Both defeated and captured roaming Pokémon are removed **automatically**: the manager drops every entry whose Pokémon is dead, and a successful capture removes it too. You only need `remove_roaming_pokemon` for the cases the engine cannot guess, like ending the chase from a story event.

Iterate over every roaming Pokémon, for example to check their state or display them:

```ruby
$wild_battle.each_roaming_pokemon do |pokemon|
  log_info("Roaming: #{pokemon.name}")
end
```

Finally, roaming Pokémon integrate with the **world map**. When the player opens it, the engine calls `on_map_viewed`, which marks every roaming Pokémon as spotted. This is what lets the world map show their last known position and, combined with the `infos.spotted` check above, triggers their next move.

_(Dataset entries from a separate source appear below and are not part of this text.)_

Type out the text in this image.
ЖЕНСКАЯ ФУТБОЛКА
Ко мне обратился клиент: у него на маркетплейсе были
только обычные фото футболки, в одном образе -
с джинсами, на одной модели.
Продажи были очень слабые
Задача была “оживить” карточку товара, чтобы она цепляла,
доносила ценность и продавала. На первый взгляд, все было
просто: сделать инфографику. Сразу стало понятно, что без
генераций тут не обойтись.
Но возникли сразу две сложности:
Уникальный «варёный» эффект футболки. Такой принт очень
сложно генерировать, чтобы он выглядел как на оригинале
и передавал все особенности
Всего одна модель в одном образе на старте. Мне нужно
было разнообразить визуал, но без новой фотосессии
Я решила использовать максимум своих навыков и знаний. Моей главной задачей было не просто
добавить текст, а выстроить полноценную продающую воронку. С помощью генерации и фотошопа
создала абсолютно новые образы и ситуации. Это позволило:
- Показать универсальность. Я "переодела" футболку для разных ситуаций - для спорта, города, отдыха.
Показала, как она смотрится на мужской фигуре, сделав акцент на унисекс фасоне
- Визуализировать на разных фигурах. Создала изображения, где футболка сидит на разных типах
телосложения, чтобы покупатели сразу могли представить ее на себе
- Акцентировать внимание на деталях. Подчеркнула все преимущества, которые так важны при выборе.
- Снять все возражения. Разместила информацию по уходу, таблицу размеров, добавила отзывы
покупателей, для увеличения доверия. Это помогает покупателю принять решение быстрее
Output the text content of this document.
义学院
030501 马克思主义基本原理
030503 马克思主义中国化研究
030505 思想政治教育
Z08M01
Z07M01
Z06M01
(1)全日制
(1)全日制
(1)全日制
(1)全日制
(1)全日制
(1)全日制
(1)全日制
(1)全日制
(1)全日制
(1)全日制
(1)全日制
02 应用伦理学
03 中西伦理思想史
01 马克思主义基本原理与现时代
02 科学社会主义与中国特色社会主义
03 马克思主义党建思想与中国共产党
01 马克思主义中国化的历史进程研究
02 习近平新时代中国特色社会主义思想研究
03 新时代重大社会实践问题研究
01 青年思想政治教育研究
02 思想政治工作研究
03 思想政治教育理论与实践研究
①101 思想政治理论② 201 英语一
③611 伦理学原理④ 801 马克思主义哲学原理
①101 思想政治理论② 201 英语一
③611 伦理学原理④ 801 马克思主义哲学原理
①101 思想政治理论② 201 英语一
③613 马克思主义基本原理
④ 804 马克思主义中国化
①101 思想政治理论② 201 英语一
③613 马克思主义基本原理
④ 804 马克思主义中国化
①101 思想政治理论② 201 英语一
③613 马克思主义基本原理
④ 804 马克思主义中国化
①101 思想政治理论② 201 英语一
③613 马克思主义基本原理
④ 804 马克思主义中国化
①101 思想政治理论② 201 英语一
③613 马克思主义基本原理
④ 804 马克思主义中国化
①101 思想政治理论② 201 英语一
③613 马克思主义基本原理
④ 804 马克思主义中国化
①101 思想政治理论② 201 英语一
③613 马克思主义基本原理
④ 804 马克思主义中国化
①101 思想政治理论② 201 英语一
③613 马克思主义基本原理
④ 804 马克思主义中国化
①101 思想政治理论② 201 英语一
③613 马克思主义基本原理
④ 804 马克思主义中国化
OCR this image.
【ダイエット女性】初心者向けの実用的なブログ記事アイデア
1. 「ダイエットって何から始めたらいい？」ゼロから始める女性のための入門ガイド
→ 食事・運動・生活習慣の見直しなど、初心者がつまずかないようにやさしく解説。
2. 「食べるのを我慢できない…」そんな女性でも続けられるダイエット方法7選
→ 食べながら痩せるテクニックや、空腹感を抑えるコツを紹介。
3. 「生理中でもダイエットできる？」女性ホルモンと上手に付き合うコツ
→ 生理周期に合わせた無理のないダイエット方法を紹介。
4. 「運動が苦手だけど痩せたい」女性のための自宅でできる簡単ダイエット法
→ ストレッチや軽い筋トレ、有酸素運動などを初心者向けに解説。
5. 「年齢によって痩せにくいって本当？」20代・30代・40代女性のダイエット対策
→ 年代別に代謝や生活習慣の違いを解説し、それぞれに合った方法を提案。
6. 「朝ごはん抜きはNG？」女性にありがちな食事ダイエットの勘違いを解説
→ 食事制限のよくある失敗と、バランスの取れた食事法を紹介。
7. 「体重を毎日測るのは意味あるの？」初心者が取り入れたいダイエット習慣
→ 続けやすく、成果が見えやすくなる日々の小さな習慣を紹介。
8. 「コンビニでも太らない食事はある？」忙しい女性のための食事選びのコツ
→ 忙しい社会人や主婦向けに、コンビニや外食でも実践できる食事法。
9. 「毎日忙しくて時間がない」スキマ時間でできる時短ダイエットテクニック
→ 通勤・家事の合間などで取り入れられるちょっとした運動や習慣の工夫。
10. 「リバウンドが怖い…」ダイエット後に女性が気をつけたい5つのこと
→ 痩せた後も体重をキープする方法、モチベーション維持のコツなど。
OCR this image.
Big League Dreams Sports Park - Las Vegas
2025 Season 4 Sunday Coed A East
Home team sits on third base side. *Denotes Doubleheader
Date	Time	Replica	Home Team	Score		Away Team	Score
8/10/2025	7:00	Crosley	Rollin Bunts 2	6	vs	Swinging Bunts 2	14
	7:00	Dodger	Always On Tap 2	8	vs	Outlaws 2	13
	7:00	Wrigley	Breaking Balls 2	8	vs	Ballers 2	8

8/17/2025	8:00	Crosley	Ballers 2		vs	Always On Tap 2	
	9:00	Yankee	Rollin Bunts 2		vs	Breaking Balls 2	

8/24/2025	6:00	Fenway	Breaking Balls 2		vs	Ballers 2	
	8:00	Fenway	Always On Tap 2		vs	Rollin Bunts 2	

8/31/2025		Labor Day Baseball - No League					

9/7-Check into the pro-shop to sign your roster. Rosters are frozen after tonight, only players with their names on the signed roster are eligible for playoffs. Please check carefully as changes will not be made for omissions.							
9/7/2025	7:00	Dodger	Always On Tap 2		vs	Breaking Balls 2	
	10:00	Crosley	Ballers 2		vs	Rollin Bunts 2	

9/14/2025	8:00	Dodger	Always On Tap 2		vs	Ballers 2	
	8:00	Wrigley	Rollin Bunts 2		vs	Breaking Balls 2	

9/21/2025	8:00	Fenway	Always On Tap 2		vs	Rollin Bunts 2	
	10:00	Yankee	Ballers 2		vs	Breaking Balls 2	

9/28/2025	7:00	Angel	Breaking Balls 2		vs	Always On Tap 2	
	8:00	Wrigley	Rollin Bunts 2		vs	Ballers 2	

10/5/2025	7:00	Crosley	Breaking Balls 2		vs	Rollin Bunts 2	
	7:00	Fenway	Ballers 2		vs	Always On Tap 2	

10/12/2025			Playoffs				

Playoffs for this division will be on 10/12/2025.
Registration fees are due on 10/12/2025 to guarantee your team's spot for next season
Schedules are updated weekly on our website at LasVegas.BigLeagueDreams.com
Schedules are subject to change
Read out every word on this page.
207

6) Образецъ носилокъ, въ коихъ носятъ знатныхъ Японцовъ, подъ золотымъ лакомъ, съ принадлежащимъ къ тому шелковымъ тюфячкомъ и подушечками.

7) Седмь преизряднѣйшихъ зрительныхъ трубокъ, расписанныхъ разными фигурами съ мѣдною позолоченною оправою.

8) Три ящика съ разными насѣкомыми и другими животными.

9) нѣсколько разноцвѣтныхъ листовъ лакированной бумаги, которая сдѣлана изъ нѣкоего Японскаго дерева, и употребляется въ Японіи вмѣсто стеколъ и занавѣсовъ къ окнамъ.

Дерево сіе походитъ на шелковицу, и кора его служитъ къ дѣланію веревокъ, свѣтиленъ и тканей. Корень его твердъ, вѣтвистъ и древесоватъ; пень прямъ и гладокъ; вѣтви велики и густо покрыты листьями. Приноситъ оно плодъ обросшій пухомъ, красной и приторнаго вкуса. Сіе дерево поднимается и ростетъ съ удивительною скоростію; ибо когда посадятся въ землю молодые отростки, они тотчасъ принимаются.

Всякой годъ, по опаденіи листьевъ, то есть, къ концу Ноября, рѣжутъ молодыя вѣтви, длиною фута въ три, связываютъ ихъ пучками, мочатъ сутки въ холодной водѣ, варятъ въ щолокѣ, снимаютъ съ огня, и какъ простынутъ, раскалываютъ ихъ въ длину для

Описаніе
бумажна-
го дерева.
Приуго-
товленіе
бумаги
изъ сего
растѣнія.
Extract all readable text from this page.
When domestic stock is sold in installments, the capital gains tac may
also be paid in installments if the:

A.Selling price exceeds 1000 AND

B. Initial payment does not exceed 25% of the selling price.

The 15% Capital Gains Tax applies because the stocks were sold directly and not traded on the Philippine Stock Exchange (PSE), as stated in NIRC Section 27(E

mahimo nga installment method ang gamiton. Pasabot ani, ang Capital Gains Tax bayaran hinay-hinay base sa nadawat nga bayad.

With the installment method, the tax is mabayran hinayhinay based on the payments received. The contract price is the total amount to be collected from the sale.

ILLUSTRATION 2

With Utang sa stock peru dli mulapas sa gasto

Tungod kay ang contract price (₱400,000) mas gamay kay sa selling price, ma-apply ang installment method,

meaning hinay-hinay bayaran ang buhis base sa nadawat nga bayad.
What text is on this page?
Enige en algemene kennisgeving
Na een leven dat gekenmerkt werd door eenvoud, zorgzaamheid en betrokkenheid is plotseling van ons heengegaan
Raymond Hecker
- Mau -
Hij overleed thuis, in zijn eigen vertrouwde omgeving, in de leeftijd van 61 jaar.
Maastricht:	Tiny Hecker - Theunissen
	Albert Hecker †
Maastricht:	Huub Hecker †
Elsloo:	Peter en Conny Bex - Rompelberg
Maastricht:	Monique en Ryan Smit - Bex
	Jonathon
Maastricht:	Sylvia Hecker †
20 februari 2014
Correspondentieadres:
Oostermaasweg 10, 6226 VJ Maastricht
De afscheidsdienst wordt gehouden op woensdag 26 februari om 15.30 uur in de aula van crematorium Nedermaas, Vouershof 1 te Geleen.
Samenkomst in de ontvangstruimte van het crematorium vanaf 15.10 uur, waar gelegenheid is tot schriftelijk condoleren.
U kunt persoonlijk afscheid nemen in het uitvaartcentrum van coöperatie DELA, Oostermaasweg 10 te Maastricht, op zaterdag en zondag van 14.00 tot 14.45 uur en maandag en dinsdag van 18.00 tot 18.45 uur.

Roaming Pokémon are part of the save file: one still roaming when the player saves is restored at its last position on load. Their position is also recomputed each time the player changes map, which is when a spotted Pokémon moves on.

## Conclusion

- Register a roaming Pokémon with `$wild_battle.add_roaming_pokemon(chance, proc_id, pokemon_hash)`.
- `chance` is an encounter divider, `proc_id` selects a movement pattern, and `pokemon_hash` follows `PFM::Pokemon.generate_from_hash`.
- Define where the Pokémon wanders by adding a proc to `PFM::Wild_RoamingInfo::RoamingProcs`; its index becomes the `proc_id`.
- In battle, the Pokémon automatically tries to flee with a very low priority (`-7`), so it escapes on the first turn right after the player has acted.
- Use `roaming?`, `each_roaming_pokemon` and `remove_roaming_pokemon` to manage them; defeated roaming Pokémon are removed automatically.